A bipartisan group of House lawmakers recently introduced the Farm Bureau-supported Health Insurance Tax Relief Act (H.R. 1398), which would prevent the Health Insurance Tax from going into effect until after 2021.
Most farmers, ranchers and other small businesses do not have a large enough pool of employees to self-insure, so they purchase health insurance for themselves, their families and their employees on the fully insured market.
“The bill addresses one of the major concerns that farmers and ranchers have related to health insurance – cost. The health insurance tax has increased health insurance costs for farmers, ranchers and other small businesses by imposing a levy on the net premiums of health insurance companies, which is then passed on to consumers,” American Farm Bureau Federation President Zippy Duvall said in a letter thanking the bill’s authors, Reps. Ami Bera (D-Calif.), Josh Gottheimer (D-N.J.), Jackie Walorski (R-Ind.) and Kenny Marchant (R-Texas).
There is a moratorium on the collection of the HIT during 2019, but in 2020 the HIT will collectively add an estimated $16 billion to the cost of coverage for individuals, small businesses, families and others. This works out to an average $500 in added health insurance premiums per family.

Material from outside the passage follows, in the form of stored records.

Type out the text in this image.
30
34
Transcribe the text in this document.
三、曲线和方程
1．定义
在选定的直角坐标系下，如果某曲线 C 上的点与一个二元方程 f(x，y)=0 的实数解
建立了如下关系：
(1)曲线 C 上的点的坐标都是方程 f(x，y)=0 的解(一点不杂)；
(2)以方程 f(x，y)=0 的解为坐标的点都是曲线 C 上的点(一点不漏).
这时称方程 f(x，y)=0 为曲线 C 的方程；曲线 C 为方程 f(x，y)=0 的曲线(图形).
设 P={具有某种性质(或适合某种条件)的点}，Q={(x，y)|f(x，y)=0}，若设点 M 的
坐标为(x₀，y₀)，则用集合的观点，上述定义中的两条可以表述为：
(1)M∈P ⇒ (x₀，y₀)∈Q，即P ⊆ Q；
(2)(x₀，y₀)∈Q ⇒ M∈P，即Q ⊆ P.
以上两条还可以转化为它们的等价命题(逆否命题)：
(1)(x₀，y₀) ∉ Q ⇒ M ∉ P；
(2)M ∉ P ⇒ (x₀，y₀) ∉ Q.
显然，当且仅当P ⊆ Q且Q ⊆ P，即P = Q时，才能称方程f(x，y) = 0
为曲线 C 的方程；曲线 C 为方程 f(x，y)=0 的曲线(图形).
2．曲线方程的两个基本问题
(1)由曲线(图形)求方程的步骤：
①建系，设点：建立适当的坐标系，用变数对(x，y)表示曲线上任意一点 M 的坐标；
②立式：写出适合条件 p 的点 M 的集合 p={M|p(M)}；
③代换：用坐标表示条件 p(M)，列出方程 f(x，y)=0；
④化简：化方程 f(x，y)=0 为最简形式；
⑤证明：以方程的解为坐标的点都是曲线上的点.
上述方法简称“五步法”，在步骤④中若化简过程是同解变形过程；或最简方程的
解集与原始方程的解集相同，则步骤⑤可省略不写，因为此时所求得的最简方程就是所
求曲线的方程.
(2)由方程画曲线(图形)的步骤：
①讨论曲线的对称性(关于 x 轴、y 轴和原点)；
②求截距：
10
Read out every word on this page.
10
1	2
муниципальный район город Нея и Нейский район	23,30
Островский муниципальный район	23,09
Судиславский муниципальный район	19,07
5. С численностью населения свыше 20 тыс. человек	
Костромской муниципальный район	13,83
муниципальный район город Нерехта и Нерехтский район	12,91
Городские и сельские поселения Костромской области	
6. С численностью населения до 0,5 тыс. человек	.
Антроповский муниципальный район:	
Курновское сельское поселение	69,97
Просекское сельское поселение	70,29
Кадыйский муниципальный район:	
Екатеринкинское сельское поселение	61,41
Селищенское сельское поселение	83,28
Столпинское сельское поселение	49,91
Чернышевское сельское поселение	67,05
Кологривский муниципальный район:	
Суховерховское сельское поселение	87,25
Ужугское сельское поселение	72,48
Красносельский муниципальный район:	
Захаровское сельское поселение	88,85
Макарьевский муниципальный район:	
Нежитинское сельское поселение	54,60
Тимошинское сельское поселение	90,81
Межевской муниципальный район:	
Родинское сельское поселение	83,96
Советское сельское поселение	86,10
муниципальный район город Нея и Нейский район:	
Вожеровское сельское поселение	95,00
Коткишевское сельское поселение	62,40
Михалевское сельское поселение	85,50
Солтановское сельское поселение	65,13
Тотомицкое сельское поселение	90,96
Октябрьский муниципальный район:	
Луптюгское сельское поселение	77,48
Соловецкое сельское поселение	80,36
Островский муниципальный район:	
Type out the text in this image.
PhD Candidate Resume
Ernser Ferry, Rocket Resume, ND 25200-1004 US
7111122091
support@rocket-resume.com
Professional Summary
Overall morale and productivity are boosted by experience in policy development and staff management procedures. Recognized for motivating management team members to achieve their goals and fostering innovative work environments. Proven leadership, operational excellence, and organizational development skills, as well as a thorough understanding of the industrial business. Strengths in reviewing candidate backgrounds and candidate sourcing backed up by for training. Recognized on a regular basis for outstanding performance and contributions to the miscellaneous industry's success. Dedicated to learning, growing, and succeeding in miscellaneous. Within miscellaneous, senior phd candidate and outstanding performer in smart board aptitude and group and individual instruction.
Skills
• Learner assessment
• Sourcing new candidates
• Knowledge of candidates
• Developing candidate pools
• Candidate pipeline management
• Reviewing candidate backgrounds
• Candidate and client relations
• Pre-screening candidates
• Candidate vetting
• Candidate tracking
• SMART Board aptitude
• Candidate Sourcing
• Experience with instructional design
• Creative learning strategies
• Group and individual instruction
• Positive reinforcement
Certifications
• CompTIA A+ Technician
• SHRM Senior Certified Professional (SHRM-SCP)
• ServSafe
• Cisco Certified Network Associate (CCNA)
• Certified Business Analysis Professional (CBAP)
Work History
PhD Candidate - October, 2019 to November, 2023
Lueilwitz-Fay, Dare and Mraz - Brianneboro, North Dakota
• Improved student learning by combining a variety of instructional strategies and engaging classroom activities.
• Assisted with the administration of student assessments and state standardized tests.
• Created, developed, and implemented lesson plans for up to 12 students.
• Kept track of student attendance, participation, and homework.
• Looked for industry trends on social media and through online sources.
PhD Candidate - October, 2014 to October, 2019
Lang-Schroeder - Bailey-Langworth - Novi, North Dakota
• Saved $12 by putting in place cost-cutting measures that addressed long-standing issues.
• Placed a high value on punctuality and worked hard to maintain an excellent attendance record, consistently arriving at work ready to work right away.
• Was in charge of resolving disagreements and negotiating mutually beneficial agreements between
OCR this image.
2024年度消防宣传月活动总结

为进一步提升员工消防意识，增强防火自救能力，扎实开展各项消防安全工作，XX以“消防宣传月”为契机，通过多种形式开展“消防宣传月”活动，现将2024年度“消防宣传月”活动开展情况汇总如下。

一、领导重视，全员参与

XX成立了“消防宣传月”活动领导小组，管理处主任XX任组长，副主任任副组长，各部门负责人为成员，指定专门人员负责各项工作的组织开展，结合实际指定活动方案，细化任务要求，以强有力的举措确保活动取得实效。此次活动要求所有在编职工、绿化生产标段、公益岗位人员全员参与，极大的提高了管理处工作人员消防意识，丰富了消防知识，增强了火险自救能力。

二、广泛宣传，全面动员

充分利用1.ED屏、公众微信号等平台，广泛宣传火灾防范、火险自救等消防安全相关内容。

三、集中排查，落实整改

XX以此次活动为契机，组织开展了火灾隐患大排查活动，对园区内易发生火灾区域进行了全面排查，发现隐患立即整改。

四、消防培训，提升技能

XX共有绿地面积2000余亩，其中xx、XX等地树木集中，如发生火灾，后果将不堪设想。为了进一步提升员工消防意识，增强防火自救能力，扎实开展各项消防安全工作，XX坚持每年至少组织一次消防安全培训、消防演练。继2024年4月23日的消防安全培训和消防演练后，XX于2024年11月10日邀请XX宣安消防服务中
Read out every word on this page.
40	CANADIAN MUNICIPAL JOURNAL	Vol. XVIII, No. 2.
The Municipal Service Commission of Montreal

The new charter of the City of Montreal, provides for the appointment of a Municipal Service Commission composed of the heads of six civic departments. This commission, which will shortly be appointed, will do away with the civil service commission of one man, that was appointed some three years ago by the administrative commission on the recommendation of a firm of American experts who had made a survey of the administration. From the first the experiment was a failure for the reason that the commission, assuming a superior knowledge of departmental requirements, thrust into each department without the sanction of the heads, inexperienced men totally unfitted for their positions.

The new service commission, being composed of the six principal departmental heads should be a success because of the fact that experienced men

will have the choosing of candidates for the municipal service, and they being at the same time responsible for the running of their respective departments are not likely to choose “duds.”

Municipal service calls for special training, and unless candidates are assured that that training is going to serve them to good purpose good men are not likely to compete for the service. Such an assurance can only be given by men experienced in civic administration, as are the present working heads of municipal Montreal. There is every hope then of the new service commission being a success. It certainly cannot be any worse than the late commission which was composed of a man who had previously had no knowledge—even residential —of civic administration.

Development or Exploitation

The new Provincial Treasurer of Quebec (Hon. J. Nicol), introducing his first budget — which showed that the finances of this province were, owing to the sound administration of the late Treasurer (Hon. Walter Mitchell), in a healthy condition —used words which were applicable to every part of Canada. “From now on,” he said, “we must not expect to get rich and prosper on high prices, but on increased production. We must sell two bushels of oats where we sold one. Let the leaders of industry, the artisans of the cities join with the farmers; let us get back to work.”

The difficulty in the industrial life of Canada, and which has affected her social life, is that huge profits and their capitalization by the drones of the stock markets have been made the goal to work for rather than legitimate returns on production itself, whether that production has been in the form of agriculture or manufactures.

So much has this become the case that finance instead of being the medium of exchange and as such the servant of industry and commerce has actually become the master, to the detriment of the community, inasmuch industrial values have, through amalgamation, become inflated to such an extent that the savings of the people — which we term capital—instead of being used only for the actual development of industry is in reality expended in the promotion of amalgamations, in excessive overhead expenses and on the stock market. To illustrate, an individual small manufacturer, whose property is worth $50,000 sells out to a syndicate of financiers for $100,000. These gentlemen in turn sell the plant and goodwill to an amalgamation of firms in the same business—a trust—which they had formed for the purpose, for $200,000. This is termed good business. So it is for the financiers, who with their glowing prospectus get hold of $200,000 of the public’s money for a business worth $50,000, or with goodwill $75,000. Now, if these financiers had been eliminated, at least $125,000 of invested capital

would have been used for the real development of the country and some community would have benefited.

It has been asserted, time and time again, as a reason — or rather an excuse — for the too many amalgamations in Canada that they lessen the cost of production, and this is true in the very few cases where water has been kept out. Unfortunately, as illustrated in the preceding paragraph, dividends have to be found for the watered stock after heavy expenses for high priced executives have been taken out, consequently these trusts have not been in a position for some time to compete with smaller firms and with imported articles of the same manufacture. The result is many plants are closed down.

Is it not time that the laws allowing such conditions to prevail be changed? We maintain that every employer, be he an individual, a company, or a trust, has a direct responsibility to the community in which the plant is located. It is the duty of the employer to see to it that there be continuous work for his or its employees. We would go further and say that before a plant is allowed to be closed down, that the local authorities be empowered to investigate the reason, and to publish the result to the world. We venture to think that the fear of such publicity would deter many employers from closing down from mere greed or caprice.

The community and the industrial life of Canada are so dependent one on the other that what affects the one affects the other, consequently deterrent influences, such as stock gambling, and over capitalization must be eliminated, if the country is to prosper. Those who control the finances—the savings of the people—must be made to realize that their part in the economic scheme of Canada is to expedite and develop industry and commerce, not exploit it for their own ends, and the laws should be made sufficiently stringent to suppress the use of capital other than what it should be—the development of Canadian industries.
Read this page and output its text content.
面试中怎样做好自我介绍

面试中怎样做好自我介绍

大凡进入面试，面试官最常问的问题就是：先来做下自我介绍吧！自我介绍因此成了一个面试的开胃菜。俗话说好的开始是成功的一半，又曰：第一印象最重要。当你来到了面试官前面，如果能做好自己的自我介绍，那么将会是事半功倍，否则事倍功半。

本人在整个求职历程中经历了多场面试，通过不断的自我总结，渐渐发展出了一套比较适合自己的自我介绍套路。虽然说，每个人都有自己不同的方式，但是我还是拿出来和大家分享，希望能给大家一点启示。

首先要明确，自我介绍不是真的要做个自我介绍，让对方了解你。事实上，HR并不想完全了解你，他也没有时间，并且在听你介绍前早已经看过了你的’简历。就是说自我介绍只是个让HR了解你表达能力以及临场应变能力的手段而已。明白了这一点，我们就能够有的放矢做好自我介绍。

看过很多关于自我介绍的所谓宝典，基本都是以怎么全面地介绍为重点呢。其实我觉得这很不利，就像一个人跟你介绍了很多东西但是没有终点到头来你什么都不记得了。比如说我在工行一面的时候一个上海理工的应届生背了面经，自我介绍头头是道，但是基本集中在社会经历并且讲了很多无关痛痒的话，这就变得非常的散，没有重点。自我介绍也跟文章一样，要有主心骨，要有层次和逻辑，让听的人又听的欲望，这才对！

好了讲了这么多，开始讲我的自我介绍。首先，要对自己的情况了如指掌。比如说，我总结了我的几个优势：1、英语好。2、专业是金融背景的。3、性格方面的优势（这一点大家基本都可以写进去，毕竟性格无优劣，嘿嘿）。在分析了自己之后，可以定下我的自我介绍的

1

The two-year delay the bill would put in place “is needed to provide stability to small business owners and middle-income families so they can continue to purchase health care coverage,” Duvall said, pledging Farm Bureau’s support in helping to get the measure passed.
Farm Bureau also supports two HIT-related Senate bills, the Jobs and Premium Protection Act (S. 80) and the Health Insurance Tax Relief Act of 2019 (S. 172). The former would repeal the HIT, while the latter would delay it until 2022.